The most distinctive feature of the TRD Sport is the sporty hood scoop. You won’t see that feature again until the top-of-the-line TRD Pro trim. The wheels are a larger 17-in. machined alloy variety. A wireless smartphone charger and push-button start are also standard features. The driver’s seat is 10-way power-adjustable. The suspension is also sport-tuned, unlike other model variants. Voodoo Blue and Army Green, some popular choices, are available on this model as exterior paint colors.

TRD Off-Road

For the 2021 Toyota Tacoma TRD Off-Road trim, the cheapest configuration is actually the Double Cab (5ft. bed) with two-wheel-drive, starting at $35,570. That’s because, while the two-door Access Cab is offered, it only comes paired with four-wheel-drive. The Tacoma TRD Off-Road also has the option to upgrade to leather seating, though that is an additional cost and not a standard feature.

Instead of being sport-tuned like the TRD Sport trim, the TRD Off-Road has (unsurprisingly) an off-road-tuned suspension with Bilstein shocks. It also has an electronically controlled locking rear differential that should help with varied terrain. Cosmetically, it looks similar to the Tacoma TRD Sport just without the hood scoop. It also has smaller 16-inch machined-contrast wheels.

Limited

The Toyota Tacoma Limited trim is only offered with a Double Cab configuration, with choices between the 5-ft. and 6-ft. length beds. The former is the cheapest beginning at $39,005. Again, the V6 engine is the only option with choices of two- and four-wheel-drive powertrains. The biggest note of this trim is the standard leather seating around the cabin.

You’ll also find chrome accents around the exterior of the vehicle, specifically the grille, mirror caps, and door handles. It also comes standard with the largest wheels available (along with the TRD Pro trim). They are an 18-inch polished alloy version. Also standard is a panoramic view monitor. The infotainment system comes standard with premium audio and dynamic navigation.

TRD Pro

The 2021 Toyota Tacoma TRD Pro is the cream-of-the-crop when it comes to Tacoma trims. It is only configured as a four-wheel-drive, Double Cab (5 ft. bed) model. While it technically starts at $44,175, that is for the manual transmission. Most buyers will be spending at least $46,880 for the automatic.
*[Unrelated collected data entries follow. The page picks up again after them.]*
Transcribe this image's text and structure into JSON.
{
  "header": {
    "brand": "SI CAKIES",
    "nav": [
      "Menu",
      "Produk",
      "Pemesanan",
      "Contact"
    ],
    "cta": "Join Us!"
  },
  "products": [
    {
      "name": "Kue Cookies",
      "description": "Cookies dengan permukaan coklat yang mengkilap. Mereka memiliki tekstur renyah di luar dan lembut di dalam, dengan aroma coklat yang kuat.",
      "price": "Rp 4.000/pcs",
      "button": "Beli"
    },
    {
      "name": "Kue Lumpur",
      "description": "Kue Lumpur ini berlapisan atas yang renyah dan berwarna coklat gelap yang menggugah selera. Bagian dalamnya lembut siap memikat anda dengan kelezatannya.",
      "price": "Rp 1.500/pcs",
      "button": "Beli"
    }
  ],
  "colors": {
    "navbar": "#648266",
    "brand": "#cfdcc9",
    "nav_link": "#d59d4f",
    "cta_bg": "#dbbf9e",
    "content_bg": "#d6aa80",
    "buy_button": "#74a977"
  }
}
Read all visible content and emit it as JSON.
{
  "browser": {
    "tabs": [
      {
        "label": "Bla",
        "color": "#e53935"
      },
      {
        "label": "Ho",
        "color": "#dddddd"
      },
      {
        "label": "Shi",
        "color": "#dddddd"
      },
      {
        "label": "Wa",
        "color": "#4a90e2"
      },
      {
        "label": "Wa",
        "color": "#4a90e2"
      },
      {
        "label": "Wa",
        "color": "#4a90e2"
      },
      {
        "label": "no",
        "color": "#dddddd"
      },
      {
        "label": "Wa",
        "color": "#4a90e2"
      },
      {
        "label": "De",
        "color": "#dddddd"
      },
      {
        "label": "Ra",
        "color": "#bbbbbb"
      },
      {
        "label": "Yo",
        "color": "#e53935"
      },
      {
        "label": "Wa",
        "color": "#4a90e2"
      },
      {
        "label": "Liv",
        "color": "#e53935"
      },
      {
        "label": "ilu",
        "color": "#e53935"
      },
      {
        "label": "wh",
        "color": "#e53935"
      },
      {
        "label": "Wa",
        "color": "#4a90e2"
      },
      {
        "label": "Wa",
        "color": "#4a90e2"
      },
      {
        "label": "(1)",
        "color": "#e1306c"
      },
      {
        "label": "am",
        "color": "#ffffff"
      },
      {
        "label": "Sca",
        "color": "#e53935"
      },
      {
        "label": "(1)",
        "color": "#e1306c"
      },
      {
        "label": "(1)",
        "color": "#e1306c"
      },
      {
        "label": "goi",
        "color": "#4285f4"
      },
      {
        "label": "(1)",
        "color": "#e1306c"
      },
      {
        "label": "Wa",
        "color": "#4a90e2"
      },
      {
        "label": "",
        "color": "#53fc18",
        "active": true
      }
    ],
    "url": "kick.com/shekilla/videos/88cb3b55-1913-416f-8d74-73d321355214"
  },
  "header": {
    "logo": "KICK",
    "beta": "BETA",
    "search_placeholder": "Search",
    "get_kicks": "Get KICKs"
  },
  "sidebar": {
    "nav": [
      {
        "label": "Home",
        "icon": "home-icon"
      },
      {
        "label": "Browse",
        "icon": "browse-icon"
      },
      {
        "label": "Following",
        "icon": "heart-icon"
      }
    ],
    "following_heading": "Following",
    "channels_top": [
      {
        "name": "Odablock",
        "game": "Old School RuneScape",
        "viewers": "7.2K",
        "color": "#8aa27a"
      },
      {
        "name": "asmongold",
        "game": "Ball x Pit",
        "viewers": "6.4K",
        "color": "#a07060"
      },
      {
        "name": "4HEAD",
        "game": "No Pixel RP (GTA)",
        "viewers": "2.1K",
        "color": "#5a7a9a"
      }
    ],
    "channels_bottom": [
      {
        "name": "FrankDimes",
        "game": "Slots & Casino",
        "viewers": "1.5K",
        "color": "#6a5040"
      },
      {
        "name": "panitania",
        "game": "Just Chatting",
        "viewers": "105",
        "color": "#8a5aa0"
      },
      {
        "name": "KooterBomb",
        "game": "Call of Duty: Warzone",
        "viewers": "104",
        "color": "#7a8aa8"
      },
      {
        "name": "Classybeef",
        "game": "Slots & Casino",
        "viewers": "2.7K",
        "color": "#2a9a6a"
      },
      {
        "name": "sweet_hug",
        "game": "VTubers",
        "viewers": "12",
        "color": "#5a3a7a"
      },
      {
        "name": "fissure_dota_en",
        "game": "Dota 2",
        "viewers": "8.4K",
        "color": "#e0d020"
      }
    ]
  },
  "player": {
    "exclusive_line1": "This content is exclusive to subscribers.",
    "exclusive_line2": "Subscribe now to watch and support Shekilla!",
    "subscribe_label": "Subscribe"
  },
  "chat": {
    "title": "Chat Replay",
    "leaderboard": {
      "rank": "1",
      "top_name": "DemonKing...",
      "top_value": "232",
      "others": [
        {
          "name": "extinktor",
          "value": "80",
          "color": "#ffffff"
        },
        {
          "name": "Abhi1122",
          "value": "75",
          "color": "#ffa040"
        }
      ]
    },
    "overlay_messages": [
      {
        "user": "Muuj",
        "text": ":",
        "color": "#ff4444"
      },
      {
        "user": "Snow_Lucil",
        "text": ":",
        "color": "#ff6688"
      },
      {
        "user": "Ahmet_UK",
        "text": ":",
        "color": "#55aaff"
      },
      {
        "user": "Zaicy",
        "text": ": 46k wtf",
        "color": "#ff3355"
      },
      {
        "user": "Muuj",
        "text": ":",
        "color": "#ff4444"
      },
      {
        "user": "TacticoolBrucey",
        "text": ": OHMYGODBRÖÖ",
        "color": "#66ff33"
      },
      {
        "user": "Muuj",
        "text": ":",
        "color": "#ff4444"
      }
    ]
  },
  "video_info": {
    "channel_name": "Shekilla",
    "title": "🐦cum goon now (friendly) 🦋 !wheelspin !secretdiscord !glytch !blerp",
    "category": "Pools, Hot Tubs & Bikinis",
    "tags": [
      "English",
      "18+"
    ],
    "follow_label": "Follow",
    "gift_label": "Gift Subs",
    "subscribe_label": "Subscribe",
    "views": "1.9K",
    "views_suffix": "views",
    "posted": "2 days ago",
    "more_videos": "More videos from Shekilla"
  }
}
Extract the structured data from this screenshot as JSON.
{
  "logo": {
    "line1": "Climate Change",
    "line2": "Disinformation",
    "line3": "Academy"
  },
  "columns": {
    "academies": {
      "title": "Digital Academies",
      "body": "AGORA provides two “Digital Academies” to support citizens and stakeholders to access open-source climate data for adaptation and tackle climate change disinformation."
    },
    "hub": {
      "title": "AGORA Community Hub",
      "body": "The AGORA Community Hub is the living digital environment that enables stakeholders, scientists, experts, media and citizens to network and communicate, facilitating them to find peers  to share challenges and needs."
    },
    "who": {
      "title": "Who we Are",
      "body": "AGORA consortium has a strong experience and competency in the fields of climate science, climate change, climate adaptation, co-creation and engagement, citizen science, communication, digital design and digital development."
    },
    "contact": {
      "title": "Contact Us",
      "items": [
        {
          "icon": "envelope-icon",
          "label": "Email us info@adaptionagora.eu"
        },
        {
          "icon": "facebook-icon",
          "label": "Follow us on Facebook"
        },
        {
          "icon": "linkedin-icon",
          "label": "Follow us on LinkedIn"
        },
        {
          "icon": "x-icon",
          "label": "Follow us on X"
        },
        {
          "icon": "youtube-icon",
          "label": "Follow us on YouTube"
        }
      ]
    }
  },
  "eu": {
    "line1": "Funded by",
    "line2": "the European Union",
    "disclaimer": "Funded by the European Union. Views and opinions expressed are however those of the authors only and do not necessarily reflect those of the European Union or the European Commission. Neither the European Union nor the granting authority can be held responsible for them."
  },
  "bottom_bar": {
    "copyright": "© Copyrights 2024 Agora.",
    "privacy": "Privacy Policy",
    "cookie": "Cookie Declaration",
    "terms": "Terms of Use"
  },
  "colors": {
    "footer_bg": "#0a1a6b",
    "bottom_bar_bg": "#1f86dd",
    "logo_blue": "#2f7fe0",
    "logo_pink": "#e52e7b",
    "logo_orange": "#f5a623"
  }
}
On the exterior, the Tacoma TRD Pro only has four paint color options. However, in addition to the traditional black, white, and gray, the fourth color (Lunar Rock) isn’t offered on any other Tacoma trim. We quite like the Lunar Rock color; it’s similar to celadon green, combining light gray with undertones of pale green. It made the jump over from the RAV4 where it has been one of the most popular color options.

Other unique features include a distinctive “TOYOTA” grille and TRD Pro-branded seating with red accent stitching inside the vehicle. It also comes standard with TRD Pro floor mats and a unique shift knob. A multi-terrain monitor with a camera is also helpful when heading off the beaten path.